I want to write the permutation $(123)(45)(16789)(15)$ as disjoint cycles.
This is what I did:
In standard notation, I believe it would be
$$\sigma=\begin{pmatrix} 1 & 2 &3 & 4& 5&6 &7 &8 &9\\ 4&3&1&5&6&7&8&9&1 \end{pmatrix}$$
But how do I write the disjoint cycles? $(1456789)$ is a cycle but these leaves out $2\to3, 3\to 1$ that do not cycle.
Edit:
$1\to 5, 5\to5, 5\to4, 4\to4$
$2\to2, 2\to2,2\to2, 2\to3$
$3\to3, 3\to3,3\to3, 3\to 1$
$4\to4, 4\to4,4\to5, 5\to 5$
$5\to1, 1\to6,6\to6, 6\to 6$
$7\to7, 7\to8,8\to8, 8\to 8$
$8\to8, 8\to9,9\to9, 9\to 9$
$9\to9, 9\to1,1\to1, 1\to 1$
Given the permutation $(1\,\,2\,\,3)(4\,\,5)(1\,\,6\,\,7\,\,8\,\,9)(1\,\,5)$, you can find the disjoint union of cycles by considering what this permutation does to each element. Observe that, from left to right, we have that $1 \mapsto 2$ by the first cycle, and then $2$ remains fixed by the following three cycles, so that $1 \mapsto 2$ in total. Now consider $2$. It maps to $3$ in the first cycle, and then remains fixed in the other three, so $2 \mapsto 3$ in total. What does $3$ map to? Well $3 \mapsto 1$ in the first cycles, and then $1 \mapsto 6$ in the third cycle, so that $3 \mapsto 6$ in total.
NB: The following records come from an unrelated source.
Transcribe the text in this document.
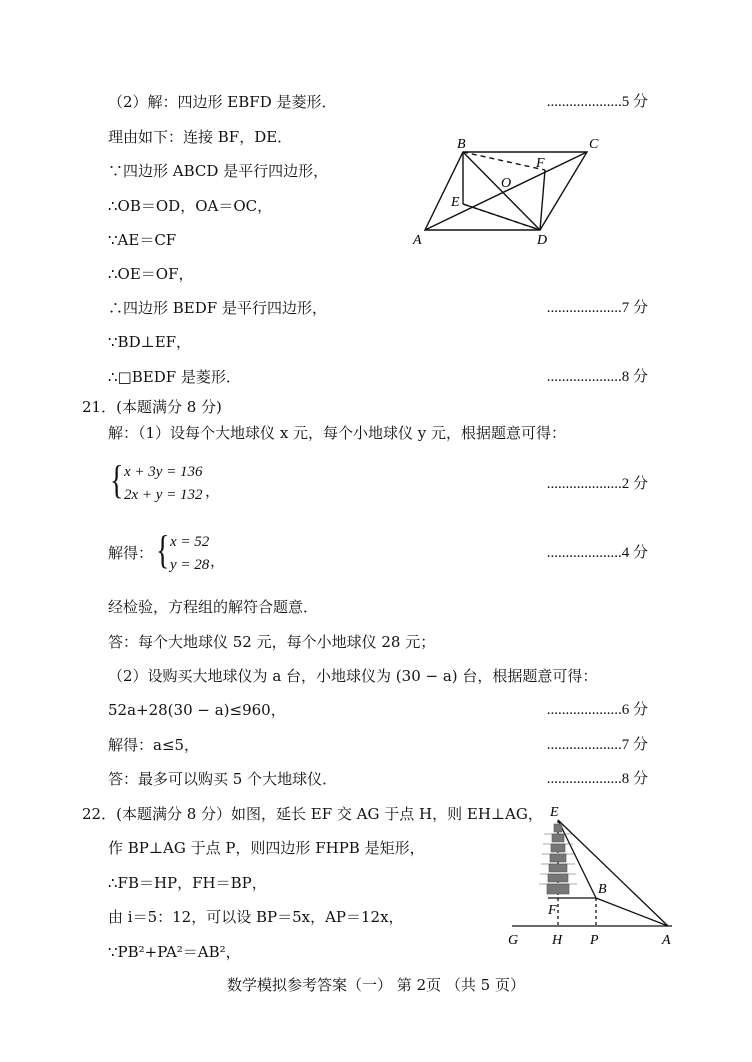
（2）解：四边形 EBFD 是菱形．	....................5 分
理由如下：连接 BF，DE．
∵四边形 ABCD 是平行四边形，
∴OB＝OD，OA＝OC，
∵AE＝CF
∴OE＝OF，
∴四边形 BEDF 是平行四边形，	....................7 分
∵BD⊥EF，
∴□BEDF 是菱形．	....................8 分
B	C
F
O
E
A	D
21．(本题满分 8 分)
解：（1）设每个大地球仪 x 元，每个小地球仪 y 元，根据题意可得：
{ x + 3y = 136
2x + y = 132 ，	....................2 分
解得： { x = 52
y = 28 ，	....................4 分
经检验，方程组的解符合题意．
答：每个大地球仪 52 元，每个小地球仪 28 元；
（2）设购买大地球仪为 a 台，小地球仪为 (30 − a) 台，根据题意可得：
52a+28(30 − a)≤960，	....................6 分
解得：a≤5，	....................7 分
答：最多可以购买 5 个大地球仪．	....................8 分
22．(本题满分 8 分）如图，延长 EF 交 AG 于点 H，则 EH⊥AG，
作 BP⊥AG 于点 P，则四边形 FHPB 是矩形，
∴FB＝HP，FH＝BP，
由 i＝5：12，可以设 BP＝5x，AP＝12x，
∵PB²+PA²＝AB²，
E
B
F
G H P	A
数学模拟参考答案（一） 第 2页 （共 5 页）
We have determined that the permutation starts with $(1\,\,2\,\,3\,\,6\,\ldots)$. By continuing this, you should obtain the permutation $$ (1\,\,2\,\,3\,\,6\,\,7\,\,8\,\,9\,\,5\,\,4) $$ since $4 \mapsto 1$. Check that you agree.
Following your update, I see that you write permutations right to left so that your answer will be different to mine. You are correct everywhere up to your final step --- you should have that $9 \mapsto 2$ since $1 \mapsto 2$ in the final cycle.